The man’s name was Preston, William thought—second secretary to the undersecretary of war, or something. Still, he wasn’t either sneering or leering; he had a strong though rather homely face, with a large, crooked nose that bore a pair of pince-nez, and obviously intended nothing more than friendly conversation.

“My cousin embroidered them for me, sir,” William said, with a slight bow. “Her father is a naturalist, and she assures me that they’re completely correct—save for the eyes, which were her particular fancy.”

“Your cousin?” Preston glanced at the next table, where Papa and Uncle Hal were engaged in conversation with Prévost and his two principal guests, a minor nobleman sent as a representative of Lord George Germain, the secretary of state for the colonies, and a dressy Frenchman of some sort. “Surely it is not the duke who is a naturalist. Oh—but of course, the uncle must be on your mother’s side?”

“Ah. No, sir, I have misled you. She is my cousin’s widow, my uncle’s daughter-in-law.” He tilted his head in the direction of Uncle Hal. “Her husband died as a prisoner of war in New Jersey, and she and her young son have taken refuge with … us.”

“My profound sympathies to the young woman, my lord,” Preston said, looking genuinely concerned. “I suppose her husband was an officer—do you know his regiment?”

“Yes,” William said, letting the “my lord” pass. “The Thirty-fourth. Why?”

“I am a very junior under-undersecretary of the War Office, my lord, charged with overseeing the support of our prisoners of war. Pitifully meager support, I am afraid,” he added, with a tightening of the mouth.

“In most cases, all I can do is to solicit and organize help from churches and compassionate Loyalists in the vicinity of the prisons. The Americans are so straitened in their means that they can scarce afford to feed their own troops, let alone their prisoners, and I blush to say that the same is often very nearly true of the British army as well.”

Preston sat back as two footmen arrived with the soup. “This is not the time or the place for such discussions,” Preston said, peering round a bowl descending in front of him. “But if you should be at leisure later, my lord, I should be most grateful if you would tell me what you can about your cousin and the conditions in which he was held. If—if it is not too painful,” he added hastily, with another glance at Uncle Hal.

“I should be happy to,” William said, taking up his silver soup spoon and essaying the lobster bisque. “Perhaps … we might meet at the Arches this evening? The Pink House, you know.

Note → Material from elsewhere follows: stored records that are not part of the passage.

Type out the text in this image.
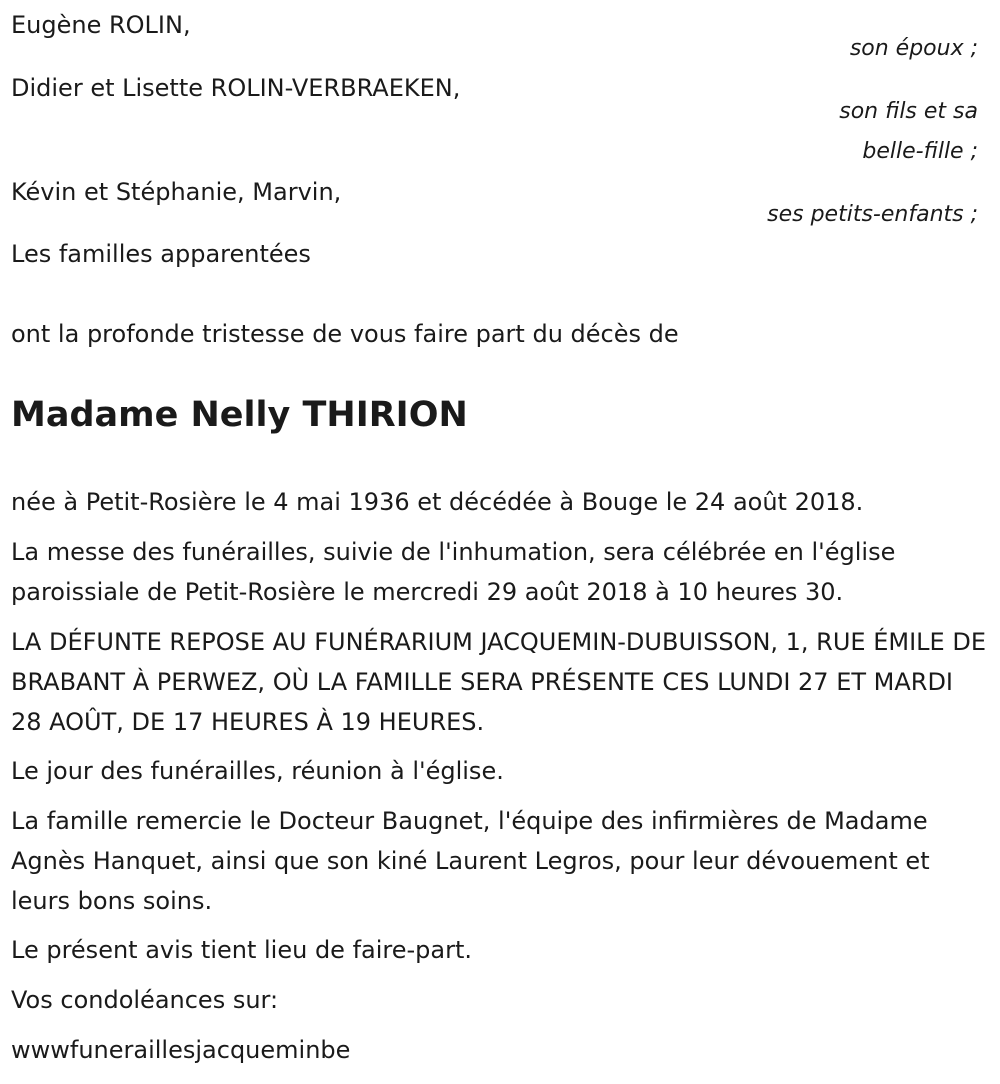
Eugène ROLIN,

son époux ;

Didier et Lisette ROLIN-VERBRAEKEN,

son fils et sa
belle-fille ;

Kévin et Stéphanie, Marvin,

ses petits-enfants ;

Les familles apparentées

ont la profonde tristesse de vous faire part du décès de

Madame Nelly THIRION

née à Petit-Rosière le 4 mai 1936 et décédée à Bouge le 24 août 2018.

La messe des funérailles, suivie de l'inhumation, sera célébrée en l'église paroissiale de Petit-Rosière le mercredi 29 août 2018 à 10 heures 30.

LA DÉFUNTE REPOSE AU FUNÉRARIUM JACQUEMIN-DUBUISSON, 1, RUE ÉMILE DE BRABANT À PERWEZ, OÙ LA FAMILLE SERA PRÉSENTE CES LUNDI 27 ET MARDI 28 AOÛT, DE 17 HEURES À 19 HEURES.

Le jour des funérailles, réunion à l'église.

La famille remercie le Docteur Baugnet, l'équipe des infirmières de Madame Agnès Hanquet, ainsi que son kiné Laurent Legros, pour leur dévouement et leurs bons soins.

Le présent avis tient lieu de faire-part.

Vos condoléances sur:

wwwfuneraillesjacqueminbe
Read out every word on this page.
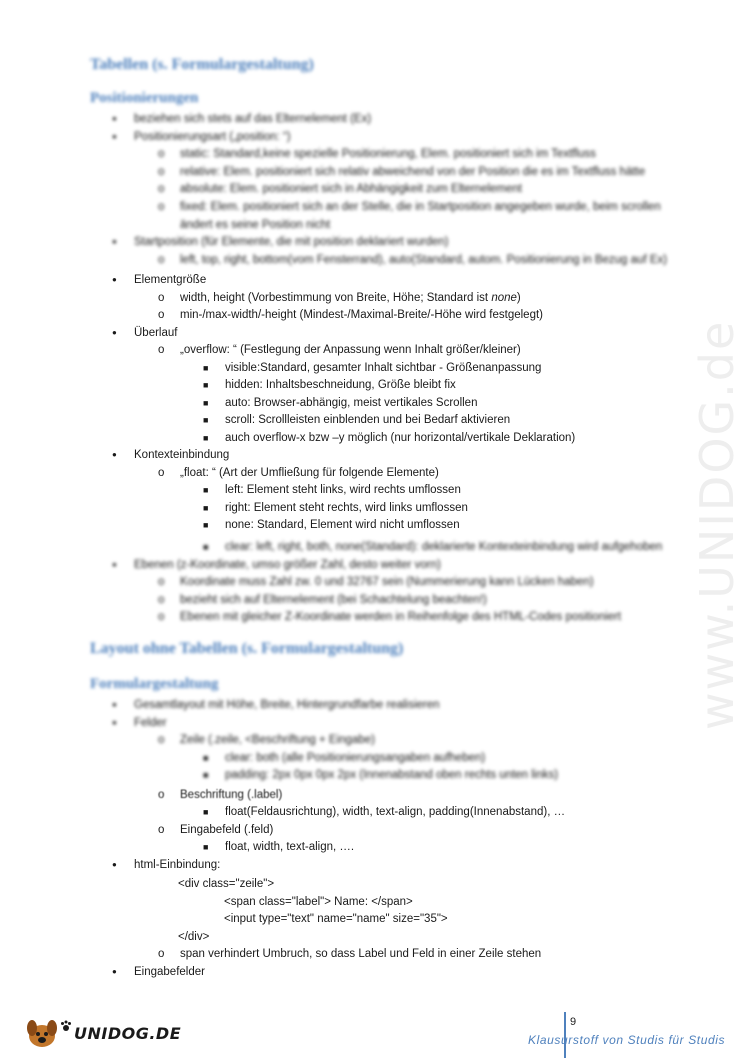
www.UNIDOG.de
Tabellen (s. Formulargestaltung)
Positionierungen
● beziehen sich stets auf das Elternelement (Ex)
● Positionierungsart („position: “)
o static: Standard,keine spezielle Positionierung, Elem. positioniert sich im Textfluss
o relative: Elem. positioniert sich relativ abweichend von der Position die es im Textfluss hätte
o absolute: Elem. positioniert sich in Abhängigkeit zum Elternelement
o fixed: Elem. positioniert sich an der Stelle, die in Startposition angegeben wurde, beim scrollen
ändert es seine Position nicht
● Startposition (für Elemente, die mit position deklariert wurden)
o left, top, right, bottom(vom Fensterrand), auto(Standard, autom. Positionierung in Bezug auf Ex)
● Elementgröße
o width, height (Vorbestimmung von Breite, Höhe; Standard ist none)
o min-/max-width/-height (Mindest-/Maximal-Breite/-Höhe wird festgelegt)
● Überlauf
o „overflow: “ (Festlegung der Anpassung wenn Inhalt größer/kleiner)
■ visible:Standard, gesamter Inhalt sichtbar - Größenanpassung
■ hidden: Inhaltsbeschneidung, Größe bleibt fix
■ auto: Browser-abhängig, meist vertikales Scrollen
■ scroll: Scrollleisten einblenden und bei Bedarf aktivieren
■ auch overflow-x bzw –y möglich (nur horizontal/vertikale Deklaration)
● Kontexteinbindung
o „float: “ (Art der Umfließung für folgende Elemente)
■ left: Element steht links, wird rechts umflossen
■ right: Element steht rechts, wird links umflossen
■ none: Standard, Element wird nicht umflossen
■ clear: left, right, both, none(Standard): deklarierte Kontexteinbindung wird aufgehoben
● Ebenen (z-Koordinate, umso größer Zahl, desto weiter vorn)
o Koordinate muss Zahl zw. 0 und 32767 sein (Nummerierung kann Lücken haben)
o bezieht sich auf Elternelement (bei Schachtelung beachten!)
o Ebenen mit gleicher Z-Koordinate werden in Reihenfolge des HTML-Codes positioniert
Layout ohne Tabellen (s. Formulargestaltung)
Formulargestaltung
● Gesamtlayout mit Höhe, Breite, Hintergrundfarbe realisieren
● Felder
o Zeile (.zeile, <Beschriftung + Eingabe)
■ clear: both (alle Positionierungsangaben aufheben)
■ padding: 2px 0px 0px 2px (Innenabstand oben rechts unten links)
o Beschriftung (.label)
■ float(Feldausrichtung), width, text-align, padding(Innenabstand), …
o Eingabefeld (.feld)
■ float, width, text-align, ….
● html-Einbindung:
<div class="zeile">
<span class="label"> Name: </span>
<input type="text" name="name" size="35">
</div>
o span verhindert Umbruch, so dass Label und Feld in einer Zeile stehen
● Eingabefelder
UNIDOG.DE
9
Klausurstoff von Studis für Studis
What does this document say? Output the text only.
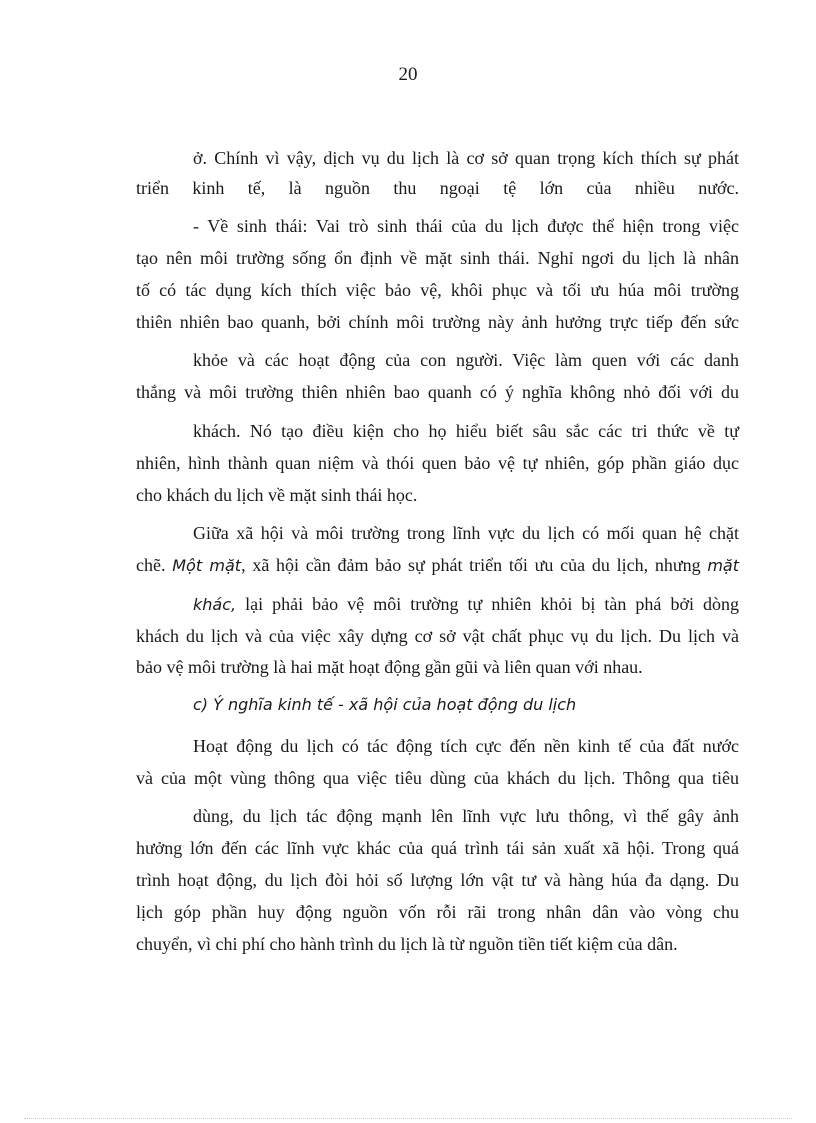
20
ở. Chính vì vậy, dịch vụ du lịch là cơ sở quan trọng kích thích sự phát
triển kinh tế, là nguồn thu ngoại tệ lớn của nhiều nước.
- Về sinh thái: Vai trò sinh thái của du lịch được thể hiện trong việc
tạo nên môi trường sống ổn định về mặt sinh thái. Nghỉ ngơi du lịch là nhân
tố có tác dụng kích thích việc bảo vệ, khôi phục và tối ưu húa môi trường
thiên nhiên bao quanh, bởi chính môi trường này ảnh hưởng trực tiếp đến sức
khỏe và các hoạt động của con người. Việc làm quen với các danh
thắng và môi trường thiên nhiên bao quanh có ý nghĩa không nhỏ đối với du
khách. Nó tạo điều kiện cho họ hiểu biết sâu sắc các tri thức về tự
nhiên, hình thành quan niệm và thói quen bảo vệ tự nhiên, góp phần giáo dục
cho khách du lịch về mặt sinh thái học.
Giữa xã hội và môi trường trong lĩnh vực du lịch có mối quan hệ chặt
chẽ. Một mặt, xã hội cần đảm bảo sự phát triển tối ưu của du lịch, nhưng mặt
khác, lại phải bảo vệ môi trường tự nhiên khỏi bị tàn phá bởi dòng
khách du lịch và của việc xây dựng cơ sở vật chất phục vụ du lịch. Du lịch và
bảo vệ môi trường là hai mặt hoạt động gần gũi và liên quan với nhau.
c) Ý nghĩa kinh tế - xã hội của hoạt động du lịch
Hoạt động du lịch có tác động tích cực đến nền kinh tế của đất nước
và của một vùng thông qua việc tiêu dùng của khách du lịch. Thông qua tiêu
dùng, du lịch tác động mạnh lên lĩnh vực lưu thông, vì thế gây ảnh
hưởng lớn đến các lĩnh vực khác của quá trình tái sản xuất xã hội. Trong quá
trình hoạt động, du lịch đòi hỏi số lượng lớn vật tư và hàng húa đa dạng. Du
lịch góp phần huy động nguồn vốn rỗi rãi trong nhân dân vào vòng chu
chuyển, vì chi phí cho hành trình du lịch là từ nguồn tiền tiết kiệm của dân.
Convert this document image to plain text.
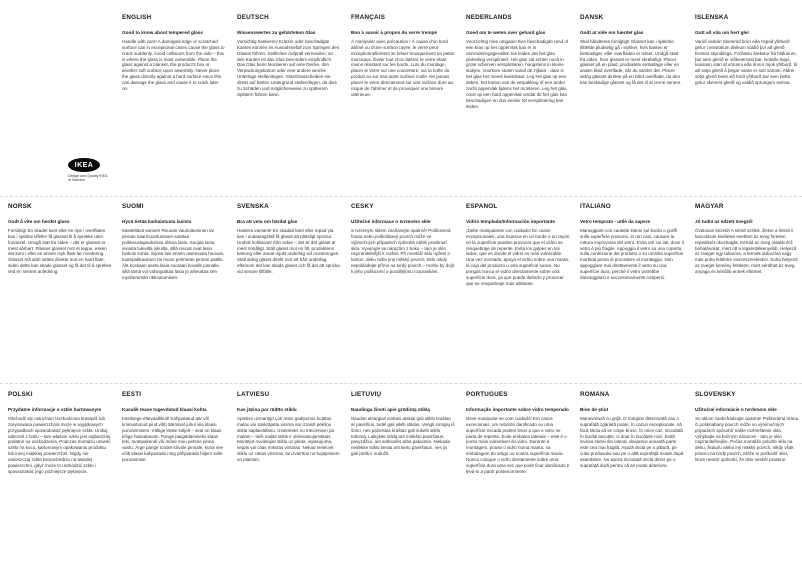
IKEA
Design and Quality IKEA of Sweden
ENGLISH
Good to know about tempered glass

Handle with care! A damaged edge or scratched surface can in exceptional cases cause the glass to crack suddenly. Avoid collisions from the side – this is where the glass is most vulnerable. Place the glass against a blanket, the product's box or another soft surface upon assembly. Never place the glass directly against a hard surface since this can damage the glass and cause it to crack later on.

DEUTSCH
Wissenswertes zu gehärtetem Glas

Vorsichtig hantieren! Kratzer oder beschädigte Kanten können im Ausnahmefall zum Springen des Glases führen. Seitlichen Aufprall vermeiden; an den Kanten ist das Glas besonders empfindlich. Das Glas beim Montieren auf eine Decke, den Verpackungskarton oder eine andere weiche Unterlage stellen/legen. Glas/Glasscheiben nie direkt auf harten Untergrund stellen/legen, da dies zu Schäden und möglicherweise zu späterem Splittern führen kann.

FRANÇAIS
Bon à savoir à propos du verre trempé

À manipuler avec précaution ! À cause d'un bord abîmé ou d'une surface rayée, le verre peut exceptionnellement se briser brusquement en petits morceaux. Éviter tout choc latéral, le verre étant moins résistant sur les bords. Lors du montage, placer le verre sur une couverture, sur la boîte du produit ou sur tout autre surface molle. Ne jamais placer le verre directement sur une surface dure au risque de l'abîmer et de provoquer une brisure ultérieure.

NEDERLANDS
Goed om te weten over gehard glas

Voorzichtig mee omgaan! Een beschadigde rand of een kras op het oppervlak kan er in uitzonderingsgevallen toe leiden dat het glas plotseling versplintert. Het glas zal echter nooit in grote scherven versplinteren, hoogstens in kleine stukjes. Voorkom stoten vanaf de zijkant - daar is het glas het meest kwetsbaar. Leg het glas op een deken, het karton van de verpakking of een ander zacht oppervlak tijdens het monteren. Leg het glas nooit op een hard oppervlak omdat dit het glas kan beschadigen en dus eerder tot versplintering kan leiden.

DANSK
Godt at vide om hærdet glas

Skal håndteres forsigtigt! Glasset kan i sjældne tilfælde pludselig gå i stykker, hvis kanten er beskadiget, eller overfladen er ridset. Undgå stød fra siden, hvor glasset er mest skrøbeligt. Placer glasset på en plaid, produktets emballage eller en anden blød overflade, når du samler det. Placer aldrig glasset direkte på en hård overflade, da den kan beskadige glasset og få det til at revne senere.

ÍSLENSKA
Gott að vita um hert gler

Varúð varkár! Skemmd brún eða rispað yfirborð getur í einstökum tilvikum valdið því að glerið brotnar skyndilega. Forðastu árekstur frá hliðunum, þar sem glerið er viðkvæmast þar. Notaðu teppi, kassann utan af vörunni eða önnur mjúk yfirborð, til að setja glerið á þegar varan er sett saman. Aldrei setja glerið beint við hörð yfirborð þar sem þetta getur skemmt glerið og valdið sprungum seinna.

NORSK
Godt å vite om herdet glass

Forsiktig! En skadet kant eller en ripe i overflaten kan i sjeldne tilfeller få glasset til å sprekke uten forvarsel. Unngå støt fra siden – det er glasset er mest sårbart. Plasser glasset mot et teppe, esken det kom i eller en annen myk flate før montering. Glasset må aldri settes direkte mot en hard flate, siden dette kan skade glasset og få det til å sprekke ved en senere anledning.

SUOMI
Hyvä tietää karkaistusta lasista

Käsiteltävä varoen! Reunan vaurioituminen tai pinnan naarmuuntuminen saattaa poikkeustapauksissa rikkoa lasin. Suojaa lasia sivusta tulevilta iskuilta, sillä reunat ovat lasin heikoin kohta. Sijoita lasi ennen asennusta huovan, tuotepakkauksen tai muun pehmeän pinnan päälle. Älä koskaan aseta lasia suoraan kovalle pinnalle, sillä tämä voi vahingoittaa lasia ja aiheuttaa sen myöhemmän rikkoutumisen.

SVENSKA
Bra att veta om härdat glas

Hantera varsamt! En skadad kant eller repad yta kan i undantagsfall få glaset att plötsligt spricka. Undvik kollisioner från sidan – det är där glaset är mest ömtåligt. Ställ glaset mot en filt, produktens kartong eller annat mjukt underlag vid monteringen. Ställ aldrig glaset direkt mot ett hårt underlag, eftersom det kan skada glaset och få det att spricka vid senare tillfälle.

ČESKY
Užitečné informace o tvrzeném skle

S tvrzeným sklem zacházejte opatrně! Poškozená hrana nebo poškrábaný povrch může ve výjimečných případech způsobit náhlé prasknutí skla. Vyvarujte se nárazům z boku – tam je sklo nejzranitelnější k rozbití. Při montáži sklo opřete o karton, deku nebo jiný měkký povrch. Sklo nikdy nepokládejte přímo na tvrdý povrch – mohlo by dojít k jeho poškození a pozdějšímu rozpraskání.

ESPAÑOL
Vidrio templado/Información importante

¡Debe manipularse con cuidado! En casos excepcionales, una muesca en un borde o un rayón en la superficie pueden provocar que el vidrio se resquebraje de repente. Evita los golpes en los lados, que es donde el vidrio es más vulnerable. Una vez montado, apoya el vidrio sobre una manta, la caja del producto u otra superficie suave. No pongas nunca el vidrio directamente sobre una superficie dura, ya que puede dañarlo y provocar que se resquebraje más adelante.

ITALIANO
Vetro temprato - utile da sapere

Maneggiare con cautela! Danni sul bordo o graffi sulla superficie possono, in rari casi, causare la rottura improvvisa del vetro. Evita urti sui lati, dove il vetro è più fragile. Appoggia il vetro su una coperta, sulla confezione del prodotto o su un'altra superficie morbida prima di procedere al montaggio. Non appoggiare mai direttamente il vetro su una superficie dura, perché il vetro potrebbe danneggiarsi e successivamente rompersi.

MAGYAR
Jó tudni az edzett üvegről

Óvatosan kezeld! A sérült szélek, illetve a felszíni karcolások kivételes esetben az üveg hirtelen repedését okozhatják. Kerüld az üveg oldalát érő behatásokat, mert ott a legsérülékenyebb. Helyezd az üveget egy takaróra, a termék dobozára vagy más puha felületre összeszereléskor. Soha helyezd az üveget kemény felületre, mert sérülhet az üveg anyaga és később ennek eltörhet.

POLSKI
Przydatne informacje o szkle hartowanym

Obchodź się ostrożnie! Uszkodzona krawędź lub zarysowana powierzchnia może w wyjątkowych przypadkach spowodować pęknięcie szkła. Unikaj uderzeń z boku – tam właśnie szkło jest najbardziej podatne na uszkodzenia. Podczas montażu umieść szkło na kocu, kartonowym opakowaniu produktu lub innej miękkiej powierzchni. Nigdy nie umieszczaj szkła bezpośrednio na twardej powierzchni, gdyż może to uszkodzić szkło i spowodować jego późniejsze pęknięcie.

EESTI
Kasulik teave tugevdatud klaasi kohta

Käsitsege ettevaatlikult! Kahjustatud äär või kriimustunud pind võib äärmisel juhul viia klaasi purunemiseni. Vältige lööke küljelt – seal on klaas kõige haavatavam. Pange paigaldamiseks klaas teki, tootepakendi või mõne muu pehme pinna vastu. Ärge pange toodet kõvale pinnale, kuna see võib klaasi kahjustada ning põhjustada hiljem selle purunemise.

LATVIEŠU
Kas jāzina par rūdīto stiklu

Apieties uzmanīgi! Ļoti retos gadījumos bojātas malas vai saskrāpēta virsma var izraisīt pēkšņu stikla saplaisāšanu. Izvairieties no triecieniem pa malām – tieši malās stikls ir visievainojamākais. Montējot novietojiet stiklu uz pleda, iepakojuma, segas vai citas mīkstas virsmas. Nekad nelieciet stiklu uz cietas virsmas, lai izvairītos no bojājumiem un plaisām.

LIETUVIŲ
Naudinga žinoti apie grūdintą stiklą

Naudoti atsargiai! Kartais atskiai gali stiklo kraštas ar paviršius, todėl gali įskilti stiklas. Vengti smūgių iš šono, nes pažeistas kraštas gali sukelti stiklo trūkimą. Laikykite stiklą ant minkšto paviršiaus, pavyzdžiui, ant antklodės arba pakuotės. Niekada nedėkite stiklo tiesiai ant kieto paviršiaus, nes jis gali įskilti ir sudužti.

PORTUGUES
Informação importante sobre vidro temperado

Deve manipular-se com cuidado! Em casos excecionais, um rebordo danificado ou uma superfície riscada podem levar a que o vidro se parta de repente. Evite embates laterais – este é o ponto mais vulnerável do vidro. Durante a montagem, pouse o vidro numa manta, na embalagem do artigo ou noutra superfície macia. Nunca coloque o vidro diretamente sobre uma superfície dura uma vez que pode ficar danificado e levá-lo a partir posteriormente.

ROMÂNA
Bine de știut

Manevrează cu grijă. O margine deteriorată sau o suprafață zgâriată poate, în cazuri excepționale, să facă sticla să se crape brusc. În orice caz, niciodată în bucăți ascuțite, ci doar în bucățele mici. Evită lovirea sticlei din lateral, deoarece această parte este cea mai fragilă. Așază sticla pe o pătură, pe cutia produsului sau pe o altă suprafață moale după asamblare. Nu așeza niciodată sticla direct pe o suprafață dură pentru că se poate deteriora.

SLOVENSKY
Užitočné informácie o tvrdenom skle

So sklom zaobchádzajte opatrne! Poškodená hrana či poškriabaný povrch môže vo výnimočných prípadoch spôsobiť náhle roztrieštenie skla. Vyhýbajte sa bočným nárazom - tam je sklo najzraniteľnejšie. Počas montáže položte sklo na deku, škatuľu alebo iný mäkký povrch, nikdy však priamo na tvrdý povrch. Môže to poškodiť sklo, ktoré neskôr spôsobí, že sklo neskôr praskne.
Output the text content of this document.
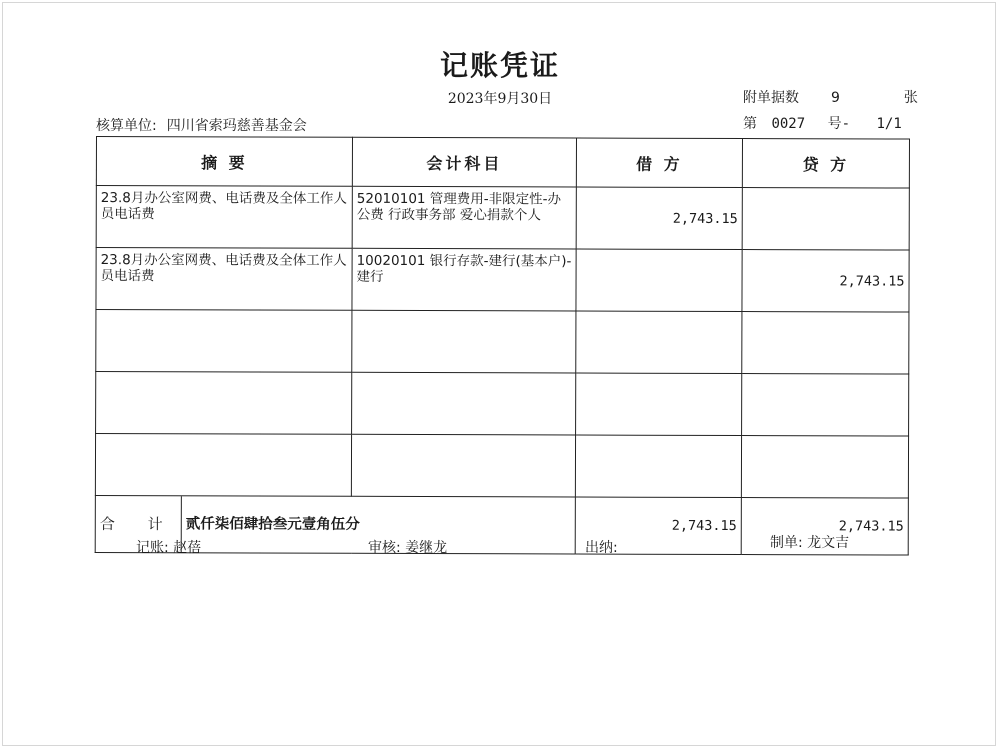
记账凭证
2023年9月30日
核算单位: 四川省索玛慈善基金会
附单据数 9	张
第 0027 号- 1/1
摘 要	会计科目	借 方	贷 方
23.8月办公室网费、电话费及全体工作人员电话费	52010101 管理费用-非限定性-办公费 行政事务部 爱心捐款个人	2,743.15	
23.8月办公室网费、电话费及全体工作人员电话费	10020101 银行存款-建行(基本户)-建行		2,743.15

合 计 贰仟柒佰肆拾叁元壹角伍分		2,743.15	2,743.15
记账: 赵蓓	审核: 姜继龙	出纳:	制单: 龙文吉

I shouldn’t want to cause my uncle distress.” He glanced at Uncle Hal, too—his uncle appeared to be experiencing indigestion, whether of a physical or spiritual nature, and Papa was regarding his soup with a very fixed expression.

“Of course.” Mr. Preston glanced quickly at the duke and lowered his voice. “I—hesitate to ask, but do you think that your father might perhaps accompany you later? His experience with prisoners was of course some time ago, but—”

“Prisoners?” William felt something small and hard bob in his midsection, as though he’d inadvertently swallowed a golf ball. “My father?”

Mr. Preston blinked, taken back.

“Forgive me, my lord. I had thought—”

“That doesn’t matter.” William waved a hand. “What did you mean, though; his experience with prisoners?”

“Why—Lord John was the governor of a prison in Scotland, perhaps … twenty, twenty-five, perhaps … years ago? Now, what was the name … oh, of course. Ardsmuir. You did not know that? Dear me, I do beg your pardon.”